Monday, September 24, 2018

Some Advice for On-line Educators Part I via @MFPaulsen

Image source:
informationr.net.
Now that I am heading into my second week as an on-line educator, I am reminded of some great advice from Professor Morten Flate Paulsen given many years ago that still stands today. In his book "Online Education and Learning Management Systems" (published in 2003) - Paulsen tells us: 

What distinguishes online instruction from entertainment
or recreation is the purposefulness of the designers
and developers in provoking certain intelligent
responses to the learning materials, context,
and environment.

I like the choice of words like "purposefulness" and "provoking", and the distinction of on-line learning from "entertainment". In 2003 when these words were written, there was no YouTube or Netflix - online entertainment was in its infancy. Today - it is mainstream, and it is more important than ever to keep this distinction visible to educators and students. I have often heard lecturers say that they are teachers - not entertainers. At the same time I appreciate that (as in my classes) participating in an on-line class for three hours is a long time. I try to be light hearted at times, but there is serious work to be done. I have yet to figure out how to do "purposefulness" and be "provoking" in my on-line class, but it is certainly something I think all on-line educators should take on board. 

Paulsen also recommended:

When developing and delivering instruction,
whether online or not, the use of technology is secondary
to well-designed learning goals and objectives.

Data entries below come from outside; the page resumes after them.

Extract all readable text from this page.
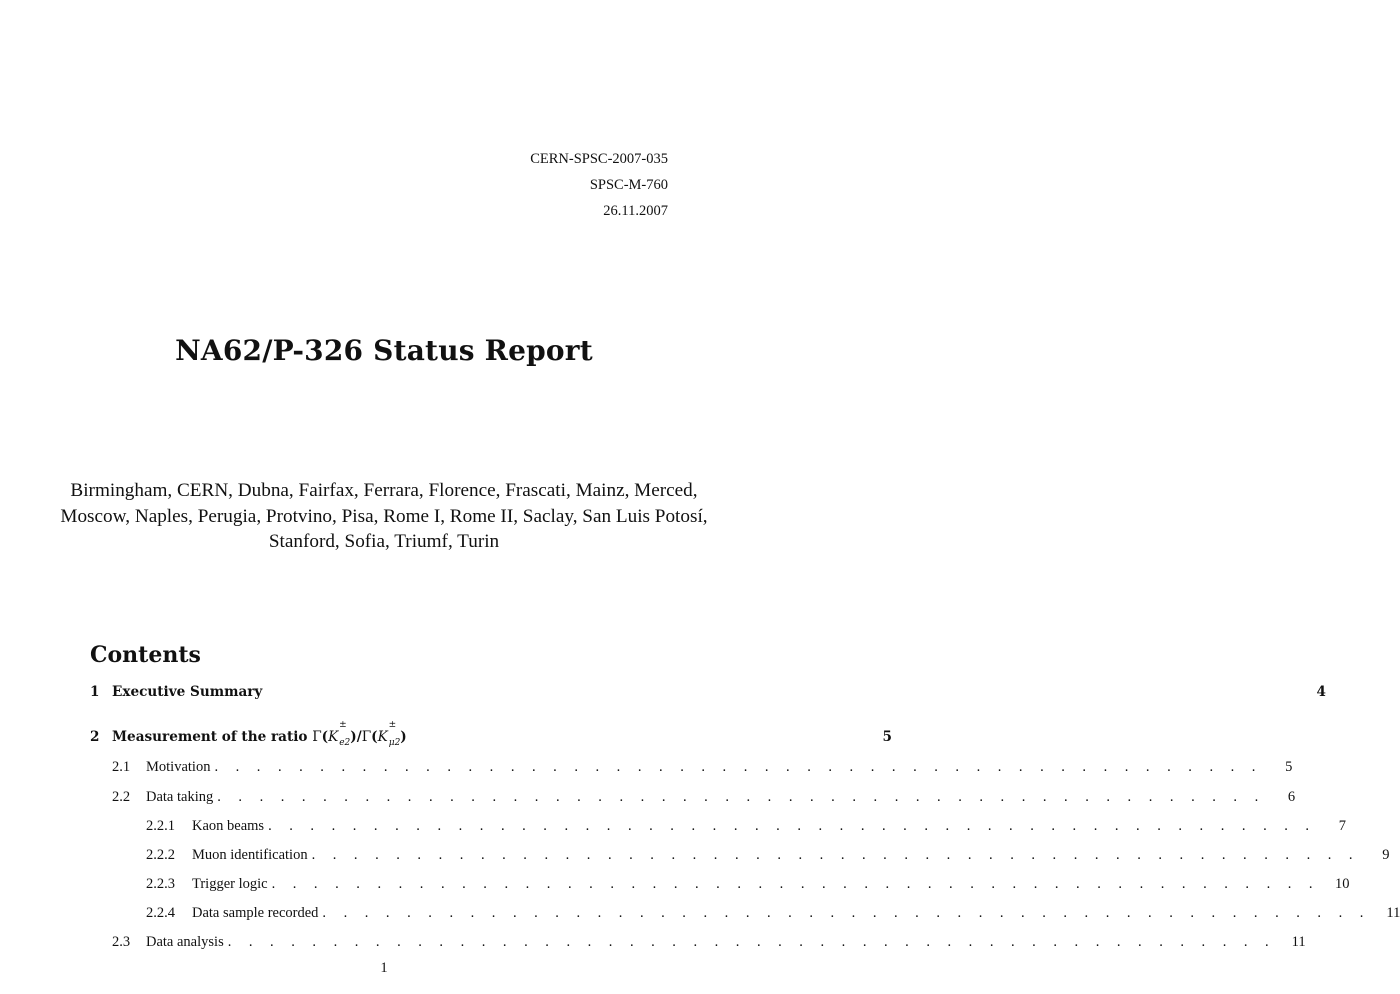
CERN-SPSC-2007-035
SPSC-M-760
26.11.2007
NA62/P-326 Status Report
Birmingham, CERN, Dubna, Fairfax, Ferrara, Florence, Frascati, Mainz, Merced, Moscow, Naples, Perugia, Protvino, Pisa, Rome I, Rome II, Saclay, San Luis Potosí, Stanford, Sofia, Triumf, Turin
Contents
1 Executive Summary	4
2 Measurement of the ratio Γ(K
±
$_{e2}$)/Γ(K
±
$_{\mu 2}$)	5
2.1	Motivation . . . . . . . . . . . . . . . . . . . . . . . . . . . . . . . . . . . . . . . . . . . . . . . . . .	5
2.2	Data taking . . . . . . . . . . . . . . . . . . . . . . . . . . . . . . . . . . . . . . . . . . . . . . . . . .	6
2.2.1	Kaon beams . . . . . . . . . . . . . . . . . . . . . . . . . . . . . . . . . . . . . . . . . . . . . . . . . .	7
2.2.2	Muon identification . . . . . . . . . . . . . . . . . . . . . . . . . . . . . . . . . . . . . . . . . . . . . . . . . .	9
2.2.3	Trigger logic . . . . . . . . . . . . . . . . . . . . . . . . . . . . . . . . . . . . . . . . . . . . . . . . . .	10
2.2.4	Data sample recorded . . . . . . . . . . . . . . . . . . . . . . . . . . . . . . . . . . . . . . . . . . . . . . . . . .	11
2.3	Data analysis . . . . . . . . . . . . . . . . . . . . . . . . . . . . . . . . . . . . . . . . . . . . . . . . . .	11
1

The emphasis on the word "secondary" is mine. It's too easy to get carried away with the technology. In last week's class I had three computer screens, plus lots of applications open. I felt like I was in a sound studio. I'm decreasing to two for tonight's class and will see how I get on. I also found my screens very cluttered - too much going on. Adobe Connect is a brilliant tool, but it cannot replace "well-designed learning goals and objectives". I am a firm believer that goals and objectives will be subtly different for an on-line class compared to a classroom. While the overall module Learning Outcomes should be the same, the delivery and content should be developed with the on-line environment in mind. Simply reproducing lectures notes used in the classroom on-line does not work well in my view. How can module material (eg slides) developed for on environment (the classroom) be unchanged for a different environment (on-line)? Many educators believe they are interchangeable and soldier on regardless. The module (Programming for Big Data) that I am teaching is not being delivered by me in a classroom (it is being by others) - so it will be interesting to compare experiences at the end of the semester.